Roma

Palazzo crollato a Ponte Milvio, pm chiede archiviazione: la causa fu l'acqua

La palazzina crollata in via della Farnesina nel 2016 fu costruita in un posto sbagliato

La palazzina che crollò parzialmente il 24 settembre del 2016 in via della Farnesina 5, a due passi da Ponte Milvio, era stata costruita in un posto sbagliato. La Procura chiede l'archiviazione dell'indagine: a causare il crollo fu l'acqua.

 

Lo stabile, nella zona di Ponte Milvio, venne edificato negli anni Cinquanta su una zona dove prima c'era l'alveo di un fiume, affluente del Tevere, poi riempito con terra e materiale di risulta. A queste conclusioni è giunta la procura di Roma che ha chiesto al gip di archiviare l'inchiesta aperta nei confronti di una decina di persone per disastro colposo. Decisiva è stata la consulenza tecnica disposta dal procuratore aggiunto Nunzia D'Elia per capire se il cedimento dell'immobile fosse dovuto a una costante erosione sotterranea dovuta a una perdita delle condotte Acea (che non ravvisò alcuna anomalia), a un guasto del sistema fognario, alle infiltrazioni delle acque del Tevere oppure all'utilizzo da parte dei costruttori dell'epoca di materiali troppo scadenti. Accantonato quest'ultimo aspetto (perché i costruttori sono tutti morti), la procura ha finito per puntare l'attenzione sull'esistenza di un tombino asfaltato, non si sa da chi, e quindi scomparso dalle mappe ufficiali di Comune e Acea, che conduce a un canale di scolo sotterraneo verso il Tevere.

Questo canale “tombato”, otturato per cattiva manutenzione, potrebbe aver rimandato indietro l'acqua verso quello che una volta era l'alveo del fiume provocando un imbibimento del terreno. Situazione ancora attuale e concreta che potrebbe rappresentare un rischio per le altre palazzine della zona, tanto che la procura ha ritenuto di trasmettere gli esiti della sua consulenza al Comune di Roma per quanto di competenza.

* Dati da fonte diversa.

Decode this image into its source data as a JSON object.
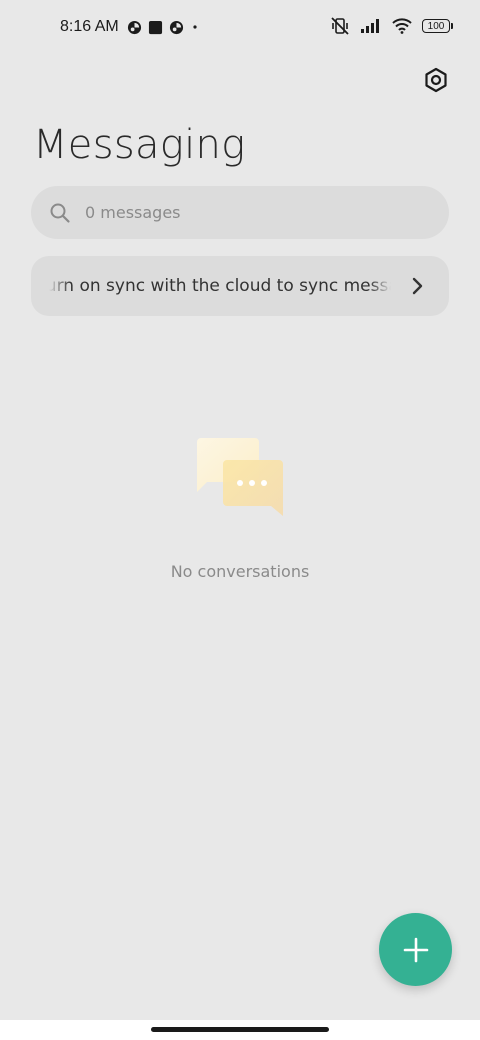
{
  "status_bar": {
    "time": "8:16 AM",
    "battery": "100",
    "left_icons": [
      "notification-app-icon",
      "square-app-icon",
      "notification-app-icon",
      "dot-icon"
    ],
    "right_icons": [
      "muted-vibrate-icon",
      "signal-icon",
      "wifi-icon",
      "battery-icon"
    ]
  },
  "header": {
    "title": "Messaging",
    "settings_icon": "settings-hexagon-icon"
  },
  "search": {
    "placeholder": "0 messages",
    "icon": "search-icon"
  },
  "sync_banner": {
    "text": "Turn on sync with the cloud to sync messages",
    "icon": "chevron-right-icon"
  },
  "empty_state": {
    "icon": "chat-bubbles-icon",
    "text": "No conversations"
  },
  "fab": {
    "icon": "plus-icon",
    "color": "#34b193"
  },
  "colors": {
    "background": "#e8e8e8",
    "surface": "#dcdcdc",
    "accent": "#34b193"
  }
}
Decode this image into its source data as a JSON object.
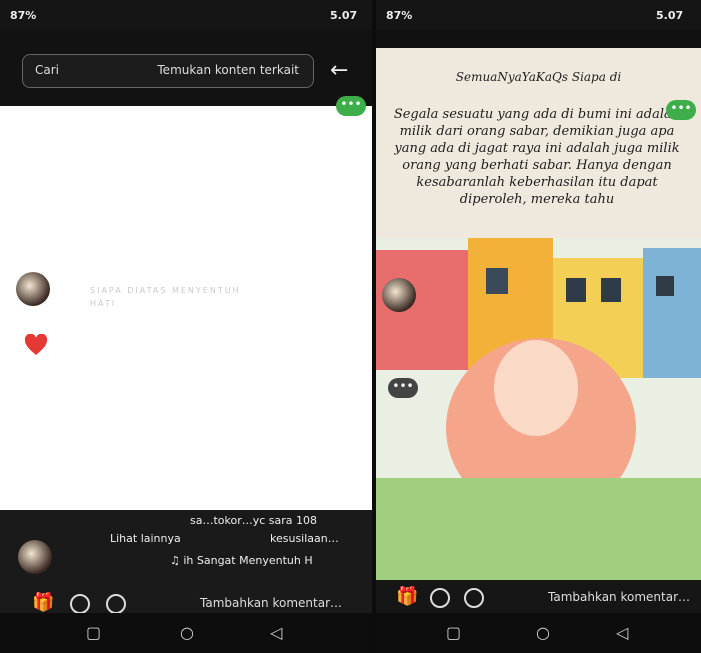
{
  "left_screen": {
    "status_time": "5.07",
    "status_battery": "87%",
    "search": {
      "placeholder": "Temukan konten terkait",
      "action_label": "Cari"
    },
    "faint_text_1": "SIAPA DIATAS MENYENTUH",
    "faint_text_2": "HATI",
    "username_line": "sa…tokor…yc sara 108",
    "caption": "kesusilaan…",
    "see_more": "Lihat lainnya",
    "music": "♫ ih Sangat Menyentuh H",
    "comment_placeholder": "Tambahkan komentar…"
  },
  "right_screen": {
    "status_time": "5.07",
    "status_battery": "87%",
    "quote_title": "SemuaNyaYaKaQs Siapa di",
    "quote": "Segala sesuatu yang ada di bumi ini adalah milik dari orang sabar, demikian juga apa yang ada di jagat raya ini adalah juga milik orang yang berhati sabar. Hanya dengan kesabaranlah keberhasilan itu dapat diperoleh, mereka tahu",
    "comment_placeholder": "Tambahkan komentar…"
  },
  "colors": {
    "accent_green": "#3eae4a",
    "heart_red": "#e53935"
  }
}
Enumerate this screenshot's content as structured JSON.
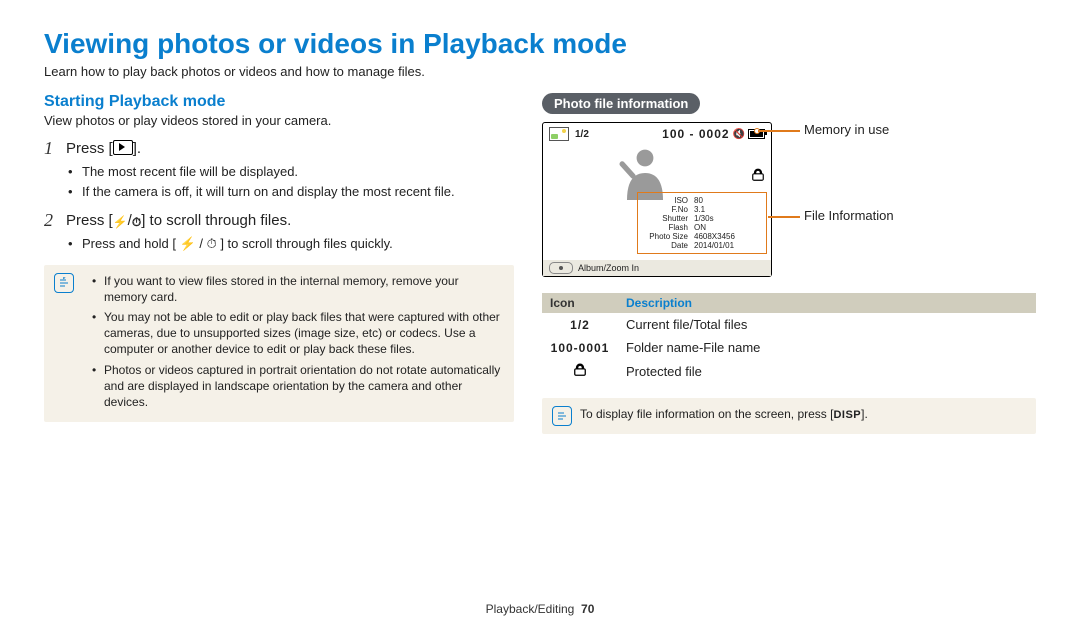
{
  "title": "Viewing photos or videos in Playback mode",
  "lede": "Learn how to play back photos or videos and how to manage files.",
  "left": {
    "section_title": "Starting Playback mode",
    "section_sub": "View photos or play videos stored in your camera.",
    "step1": {
      "num": "1",
      "prefix": "Press [",
      "suffix": "]."
    },
    "step1_bullets": [
      "The most recent file will be displayed.",
      "If the camera is off, it will turn on and display the most recent file."
    ],
    "step2": {
      "num": "2",
      "prefix": "Press [",
      "mid": "/",
      "suffix": "] to scroll through files."
    },
    "step2_bullets": [
      "Press and hold [ ⚡ / ⏱ ] to scroll through files quickly."
    ],
    "note_items": [
      "If you want to view files stored in the internal memory, remove your memory card.",
      "You may not be able to edit or play back files that were captured with other cameras, due to unsupported sizes (image size, etc) or codecs. Use a computer or another device to edit or play back these files.",
      "Photos or videos captured in portrait orientation do not rotate automatically and are displayed in landscape orientation by the camera and other devices."
    ]
  },
  "right": {
    "subhead": "Photo file information",
    "lcd": {
      "counter": "1/2",
      "file_label": "100 - 0002",
      "info": [
        {
          "lbl": "ISO",
          "val": "80"
        },
        {
          "lbl": "F.No",
          "val": "3.1"
        },
        {
          "lbl": "Shutter",
          "val": "1/30s"
        },
        {
          "lbl": "Flash",
          "val": "ON"
        },
        {
          "lbl": "Photo Size",
          "val": "4608X3456"
        },
        {
          "lbl": "Date",
          "val": "2014/01/01"
        }
      ],
      "bottom_label": "Album/Zoom In"
    },
    "callouts": {
      "memory": "Memory in use",
      "fileinfo": "File Information"
    },
    "table": {
      "head_icon": "Icon",
      "head_desc": "Description",
      "rows": [
        {
          "icon": "1/2",
          "icon_class": "key-label",
          "desc": "Current file/Total files"
        },
        {
          "icon": "100-0001",
          "icon_class": "key-label",
          "desc": "Folder name-File name"
        },
        {
          "icon": "lock",
          "icon_class": "lock-cell",
          "desc": "Protected file"
        }
      ]
    },
    "note2_prefix": "To display file information on the screen, press [",
    "note2_disp": "DISP",
    "note2_suffix": "]."
  },
  "footer": {
    "section": "Playback/Editing",
    "page": "70"
  }
}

Dagli atti dell'inchiesta è emerso che nel 2001 una geologa sollevò delle perplessità in merito alla stabilità del terreno e le evidenziò a un architetto incaricato di redigere il fascicolo di fabbricato. Il professionista, deceduto poco tempo fa, sottovalutò il problema e non lo segnalò a chi di dovere: neppure i proprietari dei vari appartamenti e gli altri soggetti indagati per il crollo seppero nulla dei rilievi avanzati dalla geologa che rimasero così lettera morta.